I’m driving home from the coffee shop when I look out the window. The neighborhood is bathed in a soft, early morning glow. Everyone is still asleep. Bursting cherry blossoms bristle in the crisp spring wind, the sidewalks peppered with the pop of purple coneflower. Suddenly, the sky yawns, big and blue and beautiful. As I soak in the view, I feel slightly unsettled. Fingers coiled around the steering wheel, I examine each passing house: the one with a brick porch that’s a different color from the other bricks. The one where the shutters have a half-moon carved above the slats. Espresso wafts through my Volkswagen as I coast down the lazy, bohemian boulevard. I notice if the front door has a screen, a brass knocker pinned at the top, or is propped open and ready to greet whomever may come moseying along. It’s going to be a perfect day for preaching, only I escaped the cult seven years ago, and I don’t have to knock on another fucking door for the rest of my life.

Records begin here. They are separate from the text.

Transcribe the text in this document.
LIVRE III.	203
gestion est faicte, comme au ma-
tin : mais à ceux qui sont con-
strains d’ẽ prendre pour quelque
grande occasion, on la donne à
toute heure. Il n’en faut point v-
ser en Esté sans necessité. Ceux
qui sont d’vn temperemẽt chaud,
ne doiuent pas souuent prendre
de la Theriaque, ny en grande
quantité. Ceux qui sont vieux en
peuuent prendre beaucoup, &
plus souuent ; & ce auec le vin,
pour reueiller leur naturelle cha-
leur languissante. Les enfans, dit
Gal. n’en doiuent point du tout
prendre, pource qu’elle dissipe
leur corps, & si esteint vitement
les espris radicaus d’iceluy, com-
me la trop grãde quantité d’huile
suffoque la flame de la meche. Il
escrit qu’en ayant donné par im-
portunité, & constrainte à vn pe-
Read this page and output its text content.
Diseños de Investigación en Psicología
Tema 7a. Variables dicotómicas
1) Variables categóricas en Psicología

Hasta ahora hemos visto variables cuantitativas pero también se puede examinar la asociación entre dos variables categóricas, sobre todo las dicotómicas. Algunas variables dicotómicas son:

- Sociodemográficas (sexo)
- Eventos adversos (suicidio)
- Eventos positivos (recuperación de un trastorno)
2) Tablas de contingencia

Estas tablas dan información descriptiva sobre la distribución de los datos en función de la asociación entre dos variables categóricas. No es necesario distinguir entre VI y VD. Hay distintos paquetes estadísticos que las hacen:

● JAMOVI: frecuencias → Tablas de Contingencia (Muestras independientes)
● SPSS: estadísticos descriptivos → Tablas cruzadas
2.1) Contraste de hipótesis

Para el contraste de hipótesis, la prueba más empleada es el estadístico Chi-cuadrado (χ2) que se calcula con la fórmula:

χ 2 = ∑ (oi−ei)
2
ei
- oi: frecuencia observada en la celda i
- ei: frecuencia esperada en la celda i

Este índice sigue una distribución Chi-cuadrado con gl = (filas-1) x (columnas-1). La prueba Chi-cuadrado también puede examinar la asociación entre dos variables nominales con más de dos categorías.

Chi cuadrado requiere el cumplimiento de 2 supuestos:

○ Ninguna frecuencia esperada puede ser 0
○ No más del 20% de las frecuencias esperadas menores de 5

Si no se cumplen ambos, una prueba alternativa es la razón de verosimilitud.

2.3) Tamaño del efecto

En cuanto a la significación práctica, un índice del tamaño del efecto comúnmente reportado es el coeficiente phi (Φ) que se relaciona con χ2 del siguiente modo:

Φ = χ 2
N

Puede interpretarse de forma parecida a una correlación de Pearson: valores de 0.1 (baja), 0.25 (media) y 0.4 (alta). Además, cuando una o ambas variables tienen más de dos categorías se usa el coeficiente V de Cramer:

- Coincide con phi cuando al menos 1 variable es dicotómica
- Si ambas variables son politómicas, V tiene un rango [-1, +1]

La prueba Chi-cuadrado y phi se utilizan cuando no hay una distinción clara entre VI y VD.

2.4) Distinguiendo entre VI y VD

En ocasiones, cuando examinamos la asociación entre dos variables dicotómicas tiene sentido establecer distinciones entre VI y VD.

Every Saturday went like this: wake up at 7:30 am, take a nervous shit, gather my Bible, a stack of dog-eared magazines, and haul ass to the Kingdom Hall. With a mealy granola bar hanging out of my mouth, I relish my last moment of silence in the car. Next, sit through an obligatory pep talk about saving humanity, then brace for the blistering heat, or cold. On route to the “territory”, I jerk my car into a Quik Stop and dry heave. Twenty minutes later, I pull up to WASP country, irritated stares already peering through their fancy blinds. Jehovah’s Witnesses door-to-door preaching is a nuisance at best, certainly for the disoriented homeowner jostled awake by a religious zealot, but also for the one doing the knocking. I used to pray, not for salvation or world peace, but for rain. Please rain, I thought, and spare us all.

I grew up in Dallas, Texas. Like a vampire, I recoiled at the sun, pining instead for cool, overcast skies. I rejoiced in a thunderstorm and was known to frolic in a puddle. More importantly, rain meant those crazy people wouldn’t be out proselytizing. Rain was the sole qualifier, the one get-out-of-jail-free card we had. Phone witnessing would take its place, the Jehovah’s Witness equivalent of telemarketing. Hello, you live in a gated community, which is why I’m giving you my unsolicited religious advice through this method instead. Finally, there was letter writing: hand-scribbled junk mail punctuated with scriptures and stickers that came across overly wholesome and somehow age-inappropriate. I, however, risked the guilt trip that came with opting out of these alternatives, and went back to bed. Preacher on the streets, sinner in the sheets, indeed.

But, if it was beautiful, not a cloud in the sky, you were screwed. Destined to spend a rare, sparkling two hours now tarnished by the drudgery. No one wanted to talk to us, and if we were honest with each other, we didn’t want to talk to them. We descended on neighborhoods to shove our ideology down strangers’ throats on their own doorsteps. At least some of us knew this was wrong, but the door knocking was mandatory; anyone who didn’t report for duty would answer for it later. People cursed, slammed doors, or would notice us from their lawns and quietly head inside. I hated blue skies and sunshine because it meant I would be seen in the daylight doing something that, in fact, put me in a very dark place. I was isolated from the rest of the world, and each stunning, panoramic morning only served to spotlight how lonely I really was.

Sunny days are very different now. Lounging in my plastic Adirondack chair in a tattered bikini, I welcome the warmth on my cheeks. (My face, pervert.) I’m enjoying my little patch of land uninterrupted, happy to let my neighbor do the same. No more doors to knock down, souls to save, and when I take a shit, it’s for the pure joy of it.